In this guide
From 1 July 2026, employers must pay superannuation guarantee (SG) contributions with every pay cycle rather than quarterly. For most Australians, Payday Super is straightforward good news – contributions land in their fund sooner and have longer to compound.
Learn more about the new Payday Super rules.
For self-managed super fund (SMSF) trustees, though, the change is not so straightforward. Not because it creates a compliance problem, but because it changes a fundamental assumption most SMSFs have been operating on for years: that contributions arrive four times a year in predictable, reasonably sized parcels.
Under Payday Super, the same annual contribution lands in the fund’s bank account as a series of smaller, more frequent deposits. A member on a $100,000 salary receiving 12% SG will still accumulate $12,000 in employer contributions over the year.

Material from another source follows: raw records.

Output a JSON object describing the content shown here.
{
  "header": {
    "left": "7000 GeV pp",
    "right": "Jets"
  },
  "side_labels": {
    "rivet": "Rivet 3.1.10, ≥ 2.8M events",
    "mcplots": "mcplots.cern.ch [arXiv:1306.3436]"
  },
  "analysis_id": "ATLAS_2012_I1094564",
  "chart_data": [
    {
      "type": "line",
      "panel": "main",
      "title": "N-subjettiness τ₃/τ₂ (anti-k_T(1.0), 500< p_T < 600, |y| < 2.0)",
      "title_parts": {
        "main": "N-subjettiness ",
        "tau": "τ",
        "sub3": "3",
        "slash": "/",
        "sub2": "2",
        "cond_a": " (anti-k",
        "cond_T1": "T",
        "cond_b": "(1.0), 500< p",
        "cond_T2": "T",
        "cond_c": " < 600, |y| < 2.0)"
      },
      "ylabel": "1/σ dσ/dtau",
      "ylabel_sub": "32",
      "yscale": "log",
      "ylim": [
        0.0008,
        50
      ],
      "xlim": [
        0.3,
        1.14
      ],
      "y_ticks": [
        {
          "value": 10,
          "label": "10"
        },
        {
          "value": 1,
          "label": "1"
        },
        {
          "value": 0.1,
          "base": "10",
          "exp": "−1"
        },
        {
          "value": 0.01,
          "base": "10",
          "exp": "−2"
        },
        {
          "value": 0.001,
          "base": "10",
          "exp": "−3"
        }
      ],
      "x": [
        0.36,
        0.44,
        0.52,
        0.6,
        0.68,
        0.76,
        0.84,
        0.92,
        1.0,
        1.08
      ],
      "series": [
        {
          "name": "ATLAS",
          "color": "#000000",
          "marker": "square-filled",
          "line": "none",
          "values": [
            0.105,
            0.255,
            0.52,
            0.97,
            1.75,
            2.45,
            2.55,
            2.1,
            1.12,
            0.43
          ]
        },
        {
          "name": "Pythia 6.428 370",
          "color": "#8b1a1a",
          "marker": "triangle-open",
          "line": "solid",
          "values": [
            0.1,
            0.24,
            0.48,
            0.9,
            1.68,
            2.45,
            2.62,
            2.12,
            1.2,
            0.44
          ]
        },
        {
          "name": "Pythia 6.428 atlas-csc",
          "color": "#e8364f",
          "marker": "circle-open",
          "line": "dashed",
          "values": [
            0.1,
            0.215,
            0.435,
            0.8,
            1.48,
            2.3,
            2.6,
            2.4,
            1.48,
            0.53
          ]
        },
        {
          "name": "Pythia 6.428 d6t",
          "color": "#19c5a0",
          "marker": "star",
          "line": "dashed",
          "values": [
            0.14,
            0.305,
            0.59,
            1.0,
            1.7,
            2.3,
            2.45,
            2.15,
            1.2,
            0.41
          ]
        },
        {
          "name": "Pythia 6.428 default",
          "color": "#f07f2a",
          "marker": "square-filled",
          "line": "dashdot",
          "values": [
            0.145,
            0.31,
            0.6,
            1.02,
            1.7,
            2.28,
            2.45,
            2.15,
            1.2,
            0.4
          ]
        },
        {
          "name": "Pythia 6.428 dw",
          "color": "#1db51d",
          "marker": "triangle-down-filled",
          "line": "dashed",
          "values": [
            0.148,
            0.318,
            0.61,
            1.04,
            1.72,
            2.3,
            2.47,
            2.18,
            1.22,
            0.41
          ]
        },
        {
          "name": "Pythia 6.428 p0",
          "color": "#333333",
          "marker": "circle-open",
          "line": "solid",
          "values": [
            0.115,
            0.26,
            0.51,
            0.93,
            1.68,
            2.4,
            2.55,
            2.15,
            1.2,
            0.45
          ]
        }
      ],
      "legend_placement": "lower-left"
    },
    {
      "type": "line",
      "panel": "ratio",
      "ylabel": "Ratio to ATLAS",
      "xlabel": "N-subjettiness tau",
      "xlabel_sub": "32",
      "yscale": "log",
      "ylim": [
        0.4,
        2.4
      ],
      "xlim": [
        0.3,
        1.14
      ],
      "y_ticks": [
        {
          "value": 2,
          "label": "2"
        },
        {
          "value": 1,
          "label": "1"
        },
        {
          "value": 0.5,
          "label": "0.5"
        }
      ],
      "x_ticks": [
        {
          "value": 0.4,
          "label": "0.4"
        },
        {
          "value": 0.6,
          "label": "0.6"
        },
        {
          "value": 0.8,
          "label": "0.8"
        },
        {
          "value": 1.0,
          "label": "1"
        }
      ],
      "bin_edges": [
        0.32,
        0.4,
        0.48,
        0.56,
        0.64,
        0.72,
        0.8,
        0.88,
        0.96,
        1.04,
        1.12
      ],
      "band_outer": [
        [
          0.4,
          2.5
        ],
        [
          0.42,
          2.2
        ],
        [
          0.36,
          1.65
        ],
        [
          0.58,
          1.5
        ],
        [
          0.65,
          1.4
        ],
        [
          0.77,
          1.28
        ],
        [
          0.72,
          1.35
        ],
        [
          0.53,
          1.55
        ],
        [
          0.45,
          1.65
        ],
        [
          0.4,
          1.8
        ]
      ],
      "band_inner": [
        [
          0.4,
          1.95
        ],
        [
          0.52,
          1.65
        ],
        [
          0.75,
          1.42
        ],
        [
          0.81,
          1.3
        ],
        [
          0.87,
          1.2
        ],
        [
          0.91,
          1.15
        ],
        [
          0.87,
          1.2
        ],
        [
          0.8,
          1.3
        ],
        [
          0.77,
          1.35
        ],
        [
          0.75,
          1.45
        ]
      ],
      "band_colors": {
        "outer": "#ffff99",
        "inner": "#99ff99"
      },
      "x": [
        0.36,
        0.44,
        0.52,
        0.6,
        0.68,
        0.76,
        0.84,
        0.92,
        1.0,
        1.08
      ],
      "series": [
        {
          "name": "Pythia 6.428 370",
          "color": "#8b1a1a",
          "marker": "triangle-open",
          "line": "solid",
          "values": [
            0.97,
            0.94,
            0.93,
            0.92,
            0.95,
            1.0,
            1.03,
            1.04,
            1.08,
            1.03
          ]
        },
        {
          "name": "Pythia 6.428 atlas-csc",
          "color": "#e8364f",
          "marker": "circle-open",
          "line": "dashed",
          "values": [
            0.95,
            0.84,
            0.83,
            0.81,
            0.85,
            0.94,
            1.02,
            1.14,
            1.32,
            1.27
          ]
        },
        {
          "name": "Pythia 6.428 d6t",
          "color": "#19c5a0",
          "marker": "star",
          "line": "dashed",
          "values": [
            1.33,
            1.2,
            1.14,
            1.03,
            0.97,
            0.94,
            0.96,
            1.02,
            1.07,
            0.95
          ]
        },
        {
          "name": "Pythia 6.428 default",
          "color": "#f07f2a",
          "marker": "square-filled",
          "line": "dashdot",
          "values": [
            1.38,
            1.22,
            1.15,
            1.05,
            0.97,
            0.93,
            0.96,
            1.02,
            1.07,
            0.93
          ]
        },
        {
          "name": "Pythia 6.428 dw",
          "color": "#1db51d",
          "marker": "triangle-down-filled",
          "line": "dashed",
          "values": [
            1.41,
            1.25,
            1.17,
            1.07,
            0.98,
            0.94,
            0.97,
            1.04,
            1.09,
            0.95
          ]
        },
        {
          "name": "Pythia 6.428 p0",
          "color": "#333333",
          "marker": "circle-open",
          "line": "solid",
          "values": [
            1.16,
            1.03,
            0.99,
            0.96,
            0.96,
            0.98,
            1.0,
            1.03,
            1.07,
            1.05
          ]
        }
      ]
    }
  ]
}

But instead of $3,000 arriving quarterly, they’ll receive roughly $1,150 per month (on a monthly pay cycle), $575 if they’re paid per fortnight, or $277 if they’re paid weekly.
That’s a meaningful change for any trustee who hasn’t consciously thought about their investment frequency.
The cash drag problem
Unlike members of large industry funds, where contributions are automatically swept into an investment option on receipt, SMSF contributions land in the fund’s bank or cash account and sit there until the trustee acts. No one invests the money automatically. That’s the whole point of the SMSF structure – control rests with the trustee.